X... des sommes au titre de jours de RTT pour 2001 et 2002 et d'indemnité de congés payés afférents, alors, selon le moyen, que les juges sont tenus de répondre aux conclusions des parties ; qu'en cause d'appel, la société avait fait valoir qu'au moment de son départ de l'entreprise, elle avait réglé à M.
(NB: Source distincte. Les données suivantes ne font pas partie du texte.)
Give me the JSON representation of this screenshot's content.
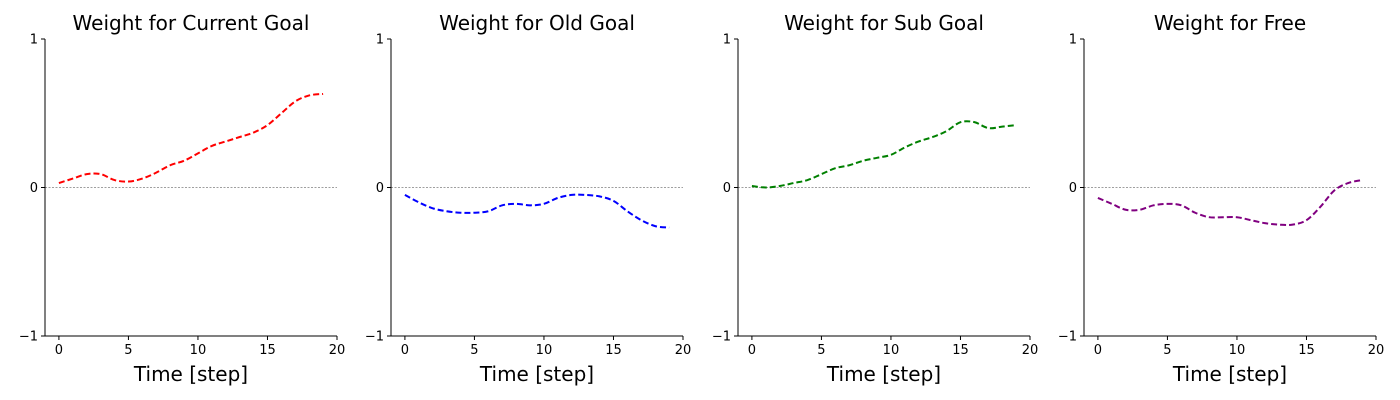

X... quarante jours de congés payés alors qu'il ne lui en était dû que dix, ce qui incluait les jours de RTT réclamées ; qu'en le condamnant à payer au salarié vingt et un jours de RTT, outre les congés payés y afférents, sans répondre aux écritures de l'employeur, la cour d'appel a violé l'article 455 du code de procédure civile ; Mais attendu que le moyen, en ce qu'il invoque le paiement de jours de congés payés, est inopérant s'agissant d'un litige relatif au paiement de jours de RTT ; PAR CES MOTIFS : REJETTE le pourvoi ; Condamne la société Derichebourg aux dépens ; Vu l'article 700 du code de procédure civile, la condamne à payer à M.

X... la somme de 2 500 euros ; Ainsi fait et jugé par la Cour de cassation, chambre sociale, et prononcé par le président en son audience publique du vingt janvier deux mille dix.

MOYENS ANNEXES au présent arrêt Moyens produits par la SCP Gatineau et Fattaccini, avocat aux Conseils, pour la société Derichebourg PREMIER MOYEN DE CASSATION Le pourvoi fait grief à l'arrêt attaqué d'AVOIR dit que le licenciement de M.

X... était dépourvu de cause réelle et sérieuse et en conséquence d'avoir condamné la société DERICHEBOURG venant aux droits de la SA PENAUILLE SECURITE à payer à M.

X... la somme de 20. 000 euros à titre de dommages et intérêts pour licenciement sans cause réelle et sérieuse ; AUX MOTIFS QUE la lettre de licenciement adressée à M.

X... le 28 juin 2002 est ainsi libellée : « Par courrier en date du 6 juin 2002, nous vous avons convoqué pour un entretien préalable à licenciement le 14 juin 2002, vous avez choisi de vous faire assister par M.

Pierre Y...

Il est à noter que vous n'avez pas retiré votre lettre recommandée, celle-ci nous a été retournée le 25 juin sous mention « non réclamée retour à l'envoyeur ».

Vous avez été embauché le 6 avril 1994 en tant que chef de poste principal sur le site AVENTIS, le 2 janvier 2001 vous êtes promu chef de secteur, statut cadre, coefficient 300 de la convention collective nationale des entreprises de sécurité.

Vos missions en tant que chef de secteur furent annoncées clairement par votre hiérarchie, à savoir :- visites clientèle et agents en poste,- fidélisation clientèle,- suivi du respect de la réglementation du travail,- supervision et contrôle de la conformité des plannings,- rend compte au responsable d'agence.

Or, depuis quelques mois la Direction d'exploitation a constaté un manque de professionnalisme important pour les missions qui vous ont été confiées : - Visites clientèles, fidélisation La Croix Rouge française : suite à un rendez vous chez ce client le 24 mai 2002, confirmée par courrier du 29 mai, le client vous reproche la fuite de vos responsabilités, encadrement inexistant, abus de communications téléphoniques d'agents en sous-traitance, difficultés à vous joindre … Par conséquent, le site a été retiré de votre portefeuille commercial (courrier du 29 mai 2002).

Musée de l'ancien Evêché à Grenoble : la mise en place des consignes pour lesquelles vous vous étiez engagé auprès de la conservatrice du musée n'ont jamais été réalisée, par conséquent le directeur d'exploitation a reprise en direct la gestion de ce site.

Centre commercial d'Etrembières : les demandes de régularisation de paie et avenants des contrat de travail des agents n'ont jamais été réellement traités, jusqu'à ce que le Directeur d'exploitation règle directement les problèmes en liaison avec le chef de site.